Navajo-Hopi Nations,Flagstaff & Winslow News
Sat, Sept. 19

Speaker Morgan, Navajo council members discuss deficit concerns with state legislators

Navajo Nation Speaker Lawrence T. Morgan (left) stands with Arizona Speaker of the House Jim Weiers (Photo by Stan Bindell/NHO).

Navajo Nation Speaker Lawrence T. Morgan (left) stands with Arizona Speaker of the House Jim Weiers (Photo by Stan Bindell/NHO).

PHOENIX - Navajo Nation Speaker Lawrence Morgan feels the Navajo Nation and the Arizona legislature have an improved relationship, but he worries that pending state cutbacks will hurt Navajo programs.

Morgan and several members of the Navajo Nation Tribal Council met with state legislators Jan. 22 during Tribal Nations Day at the state capital in Phoenix.

Morgan said he was delighted with the outcome of a joint meeting between members of the Navajo Nation Budget and Finance Committee and Navajo Transportation and Community Development committees with Arizona legislators as they discussed the budget deficit. However, he said the Navajo Nation needs continued funding for programs and services at the current level.

There are two current budget proposals. One is from Arizona Gov. Janet Napolitano and another from the state legislature. Both attempt to reduce the deficit and both do so by cutting funding to programs and services to the Navajo people.

There are proposed cuts to eliminate funding to Diné College, Winslow Hospital and Sage Memorial Hospital.

Morgan said his office is committed to improving government-to-government relationships with all government sectors that work with the Navajo Nation.

"The networking and establishment of relationships was well worth the attendance at the state legislature," he said.

Morgan said that he and the tribal council members were able to advocate their concerns to the legislature about the budget deficit and proposed cuts to Navajo Nation programs. He noted that members of Arizona's 22 tribes were able to do the same.

"Our voices were heard by the state of Arizona and that was the substantive results of our trip to Phoenix. The Navajo Nation continues to voice their concerns about state issues that affect our nation. We shall soon see the results of our efforts," he said.

Morgan said his office has taken a leading role in advocating Navajo concerns to the state legislatures in Arizona, New Mexico and Utah, establishing contacts at all levels of government and continuing to follow up on the status of various projects.

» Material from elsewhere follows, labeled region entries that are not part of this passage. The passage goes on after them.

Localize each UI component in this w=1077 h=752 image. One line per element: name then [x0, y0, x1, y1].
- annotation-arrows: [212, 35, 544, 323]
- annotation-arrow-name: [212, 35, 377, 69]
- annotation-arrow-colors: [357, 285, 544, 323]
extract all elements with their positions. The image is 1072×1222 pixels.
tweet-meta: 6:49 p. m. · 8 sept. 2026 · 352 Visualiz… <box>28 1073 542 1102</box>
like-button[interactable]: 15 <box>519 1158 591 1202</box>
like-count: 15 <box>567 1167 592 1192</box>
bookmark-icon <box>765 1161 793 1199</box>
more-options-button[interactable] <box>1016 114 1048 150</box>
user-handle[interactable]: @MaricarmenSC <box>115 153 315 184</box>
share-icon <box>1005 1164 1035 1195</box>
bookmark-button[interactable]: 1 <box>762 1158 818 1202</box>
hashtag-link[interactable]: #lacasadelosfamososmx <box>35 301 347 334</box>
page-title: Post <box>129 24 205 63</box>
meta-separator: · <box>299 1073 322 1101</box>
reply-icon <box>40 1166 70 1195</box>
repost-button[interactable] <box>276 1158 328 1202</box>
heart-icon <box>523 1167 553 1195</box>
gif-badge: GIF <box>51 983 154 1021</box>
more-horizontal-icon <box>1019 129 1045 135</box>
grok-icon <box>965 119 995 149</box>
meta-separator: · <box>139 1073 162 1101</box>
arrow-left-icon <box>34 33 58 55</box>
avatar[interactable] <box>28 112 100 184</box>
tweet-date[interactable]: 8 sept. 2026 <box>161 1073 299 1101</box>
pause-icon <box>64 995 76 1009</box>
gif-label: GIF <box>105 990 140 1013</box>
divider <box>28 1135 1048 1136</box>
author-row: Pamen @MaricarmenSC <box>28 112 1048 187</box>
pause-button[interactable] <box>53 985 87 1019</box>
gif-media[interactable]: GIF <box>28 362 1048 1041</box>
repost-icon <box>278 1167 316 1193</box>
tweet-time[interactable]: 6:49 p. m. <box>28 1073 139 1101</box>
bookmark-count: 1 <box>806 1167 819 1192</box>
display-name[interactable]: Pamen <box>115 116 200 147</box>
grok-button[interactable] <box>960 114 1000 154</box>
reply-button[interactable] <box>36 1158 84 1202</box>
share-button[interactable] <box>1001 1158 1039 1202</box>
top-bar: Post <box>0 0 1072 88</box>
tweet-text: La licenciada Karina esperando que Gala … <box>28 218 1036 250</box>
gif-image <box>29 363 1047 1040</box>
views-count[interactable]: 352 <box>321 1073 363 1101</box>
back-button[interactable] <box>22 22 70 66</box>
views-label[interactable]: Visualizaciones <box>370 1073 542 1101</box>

He added that Arizona and the Navajo Nation have a good working relationship.

"We are pleased with the working relationship that we have established over the years. There is always room for improvement," he said.

Morgan said the meeting between Navajo and Arizona officials on Tribal Nations Day is evidence of the good working relationship, "initiated to help strengthen and improve intergovernmental relationships with these officials."

Morgan said from this meeting, a position paper regarding the needs of the Navajo people was developed by the Navajo Nation and forwarded to Gov. Napolitano's office and the legislature and should strengthen the relationship between the tribe and the state in order to provide services and meet the capital project needs of the Navajo Nation.

Morgan said some projects do require Navajo matching funds, which the Navajo Nation is willing to do if it has to do so. However, he said the ideal situation would be for the states to provide funding without required matching funds.

He noted that sometimes the Navajo Nation is required to put out funds for programs and get reimbursed later. He said the Navajo Nation would prefer to receive funds directly rather than using Navajo monies up front.

Speaker Morgan praised Arizona State Sen. Albert Hale as well as State Reps. Albert Tom and Tom Chabin as helpful to Navajo efforts. He said the Navajo Nation also has other friends in the state legislature and they rely on their friends to help pass legislation that positively impacts the Navajo people.

Speaker Morgan said Tribal Legislative Day has improved each year.

"The improvements come through better communication from the agencies. This is also a day that is set aside for meeting with state legislators on Navajo needs," he said.